Aquel suceso ocurrido hace unos años lo sigo considerando
como un aviso para navegantes. Fue el que decidió de alguna manera el cambio en
el sector profesional al que me dedico.
Todo empezó cuando con intención de emanciparme de mis
padres, obtuve el carnet acreditativo con el que poder convertirme en guía
turístico de monumentos y conjuntos museísticos.
Como mi ciudad tiene una bonita catedral me pareció
adecuado centrarme en ella para ejercer la actividad que me permitiría abrirme
paso en el complicado mercado laboral. Por ello decidí empaparme bien sobre la
historia de la misma. Estructura y estilo arquitectónico, tesoro catedralicio,
esculturas y pinturas que se hallaban en su interior. Todo con el fin de
presentar a los posibles grupos de turistas que requiriesen mis servicios, la
mayor y mejor información que se pudiera ofrecer.
Tardé unos meses en adquirir todos los conocimientos
necesarios, para, armándome de valor, proceder con mi primera visita guiada. Un
grupo de güiris ingleses que contactaron conmigo demostrando un gran interés
por conocer los entresijos de la grandiosa construcción religiosa.
Mi inglés era bastante fluido como para que entendiesen
convenientemente los conceptos y los nombres de los elementos constructivos y
ornamentales, con lo cual por ese lado no habría problema alguno.

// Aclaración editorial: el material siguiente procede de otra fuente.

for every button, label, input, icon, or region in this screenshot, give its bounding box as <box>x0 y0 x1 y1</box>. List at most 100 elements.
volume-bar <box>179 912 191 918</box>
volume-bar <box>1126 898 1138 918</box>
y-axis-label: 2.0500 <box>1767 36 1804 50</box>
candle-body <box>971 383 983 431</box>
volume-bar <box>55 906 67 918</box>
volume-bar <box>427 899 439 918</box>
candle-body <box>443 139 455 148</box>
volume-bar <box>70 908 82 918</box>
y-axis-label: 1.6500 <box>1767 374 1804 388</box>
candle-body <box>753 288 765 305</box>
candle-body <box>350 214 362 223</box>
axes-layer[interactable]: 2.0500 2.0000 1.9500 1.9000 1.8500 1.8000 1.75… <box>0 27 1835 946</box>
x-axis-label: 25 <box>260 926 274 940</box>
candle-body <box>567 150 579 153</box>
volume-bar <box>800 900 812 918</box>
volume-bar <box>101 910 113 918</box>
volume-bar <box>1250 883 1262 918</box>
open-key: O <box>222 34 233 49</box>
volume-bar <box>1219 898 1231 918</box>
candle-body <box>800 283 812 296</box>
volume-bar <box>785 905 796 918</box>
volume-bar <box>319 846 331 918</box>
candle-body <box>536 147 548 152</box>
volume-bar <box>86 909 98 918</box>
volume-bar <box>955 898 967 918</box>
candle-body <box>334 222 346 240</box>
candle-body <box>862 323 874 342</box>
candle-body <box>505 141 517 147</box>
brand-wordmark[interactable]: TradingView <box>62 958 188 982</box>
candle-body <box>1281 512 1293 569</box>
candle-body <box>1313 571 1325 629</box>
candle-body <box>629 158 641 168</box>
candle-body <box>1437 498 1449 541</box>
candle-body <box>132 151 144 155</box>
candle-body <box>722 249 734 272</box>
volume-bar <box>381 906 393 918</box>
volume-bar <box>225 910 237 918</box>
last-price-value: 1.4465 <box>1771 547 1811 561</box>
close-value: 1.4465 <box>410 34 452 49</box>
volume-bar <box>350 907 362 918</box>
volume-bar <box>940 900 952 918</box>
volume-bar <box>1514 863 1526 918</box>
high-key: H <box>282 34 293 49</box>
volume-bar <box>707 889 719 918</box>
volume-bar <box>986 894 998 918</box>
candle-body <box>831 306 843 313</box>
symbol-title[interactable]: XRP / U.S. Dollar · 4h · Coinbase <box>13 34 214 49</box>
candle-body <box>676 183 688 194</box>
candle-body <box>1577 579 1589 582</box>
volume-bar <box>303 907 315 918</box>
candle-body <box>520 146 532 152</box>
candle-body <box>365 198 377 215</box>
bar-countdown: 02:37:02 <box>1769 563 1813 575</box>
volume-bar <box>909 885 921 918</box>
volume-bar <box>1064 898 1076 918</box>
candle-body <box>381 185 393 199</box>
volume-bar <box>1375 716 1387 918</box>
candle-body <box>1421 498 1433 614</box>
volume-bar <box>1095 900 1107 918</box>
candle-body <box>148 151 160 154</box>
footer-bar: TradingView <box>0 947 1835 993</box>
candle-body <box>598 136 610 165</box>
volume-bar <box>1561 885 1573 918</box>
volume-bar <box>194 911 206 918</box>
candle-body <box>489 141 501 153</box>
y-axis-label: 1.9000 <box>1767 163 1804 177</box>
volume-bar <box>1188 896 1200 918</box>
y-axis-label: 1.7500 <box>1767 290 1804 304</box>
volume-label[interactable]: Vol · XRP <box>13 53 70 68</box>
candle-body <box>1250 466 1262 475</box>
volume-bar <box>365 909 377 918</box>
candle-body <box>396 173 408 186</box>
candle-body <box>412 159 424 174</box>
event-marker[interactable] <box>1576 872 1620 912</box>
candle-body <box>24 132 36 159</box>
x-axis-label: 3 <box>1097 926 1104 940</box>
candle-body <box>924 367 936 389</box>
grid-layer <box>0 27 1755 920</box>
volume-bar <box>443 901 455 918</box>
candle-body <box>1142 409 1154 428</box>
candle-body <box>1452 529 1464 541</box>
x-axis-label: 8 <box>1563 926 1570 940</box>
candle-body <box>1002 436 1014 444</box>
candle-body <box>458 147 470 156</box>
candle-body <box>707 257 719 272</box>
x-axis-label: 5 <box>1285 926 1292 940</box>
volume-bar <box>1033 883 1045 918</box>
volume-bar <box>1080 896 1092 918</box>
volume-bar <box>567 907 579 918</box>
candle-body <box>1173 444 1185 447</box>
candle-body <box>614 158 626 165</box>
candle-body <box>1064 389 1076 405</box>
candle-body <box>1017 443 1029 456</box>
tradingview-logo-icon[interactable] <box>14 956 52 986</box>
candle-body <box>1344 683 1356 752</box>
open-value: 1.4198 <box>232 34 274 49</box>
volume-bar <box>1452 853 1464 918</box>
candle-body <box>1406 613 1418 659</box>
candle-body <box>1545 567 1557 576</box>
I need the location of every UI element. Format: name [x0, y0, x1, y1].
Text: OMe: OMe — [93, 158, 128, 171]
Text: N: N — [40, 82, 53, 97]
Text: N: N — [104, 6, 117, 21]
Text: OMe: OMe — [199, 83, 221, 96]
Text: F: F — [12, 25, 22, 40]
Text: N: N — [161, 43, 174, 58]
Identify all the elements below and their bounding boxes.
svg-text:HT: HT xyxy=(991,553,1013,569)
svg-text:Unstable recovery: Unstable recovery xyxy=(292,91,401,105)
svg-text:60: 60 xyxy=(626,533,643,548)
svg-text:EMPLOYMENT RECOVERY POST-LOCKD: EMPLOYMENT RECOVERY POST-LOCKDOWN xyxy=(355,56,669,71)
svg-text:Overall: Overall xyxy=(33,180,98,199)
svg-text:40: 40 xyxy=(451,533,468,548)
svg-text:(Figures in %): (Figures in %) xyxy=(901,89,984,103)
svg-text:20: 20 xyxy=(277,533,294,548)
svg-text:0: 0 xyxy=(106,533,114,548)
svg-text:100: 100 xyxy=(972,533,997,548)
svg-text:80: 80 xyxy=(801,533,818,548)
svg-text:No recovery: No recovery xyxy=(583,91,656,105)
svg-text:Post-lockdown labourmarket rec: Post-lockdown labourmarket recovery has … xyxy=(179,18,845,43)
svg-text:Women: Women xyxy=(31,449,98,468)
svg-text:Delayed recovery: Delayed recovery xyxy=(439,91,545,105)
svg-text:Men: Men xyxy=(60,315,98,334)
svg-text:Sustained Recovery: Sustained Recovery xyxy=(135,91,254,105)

Nos encontrábamos pues en el interior, cerca del retablo,
y les explicaba en qué consistía el plateresco. Un estilo híbrido desarrollado
sobre el siglo XVI basado en la continuidad del gótico, con exuberante
decoración y estética renacentista inspirada en modelos clásicos de la antigüedad.
Acaeció entonces, aquello que nos dejó a todo el grupo con el alma en vilo y el
grito puesto en el cielo. Aunque con las miradas a ras del suelo que pisábamos
y un susto tremendo dentro de nuestro cuerpo.
En un momento de la locución explicativa les comenté, que
el arte era sempiterno como Dios, y bello como los mismísimos ángeles que le
acompañaban; si es que ambos entes existieran en realidad, añadí con una
sonrisa irónica, pretendida muestra de mi incredulidad al respecto.
Fue en ese justo instante cuando de forma inesperada y
gran estruendo, una escultura del arcángel Miguel se precipitó en picado desde
el nicho que ocupaba a unos seis metros. Lo vimos con una espada flamígera en
su mano, y con intenciones aviesas de
expulsarnos de forma violenta de este valle de lágrimas; que no del paraíso.
Se estrelló contra las losas de piedra, muy cerca del espantado
grupo, dejando restos esparcidos de yeso y madera con policromías variadas. Y
entre la nube de polvo que levantó, semejante a una niebla infernal que no
auguraba nada bueno. Vislumbramos los ojos retadores y llenos de ira del
custodio celestial.
Y fue aquel suceso, repito, el que me convenció sobre el
cambio que tenía que realizar con respecto a mi orientación profesional.
En la actualidad sigo ejerciendo como
guía, pero en distinto lugar: el jardín botánico de la localidad. Algo que presumiblemente
tiene menos riesgos laborales y menos implicaciones peligrosas con respecto a mi agnosticismo.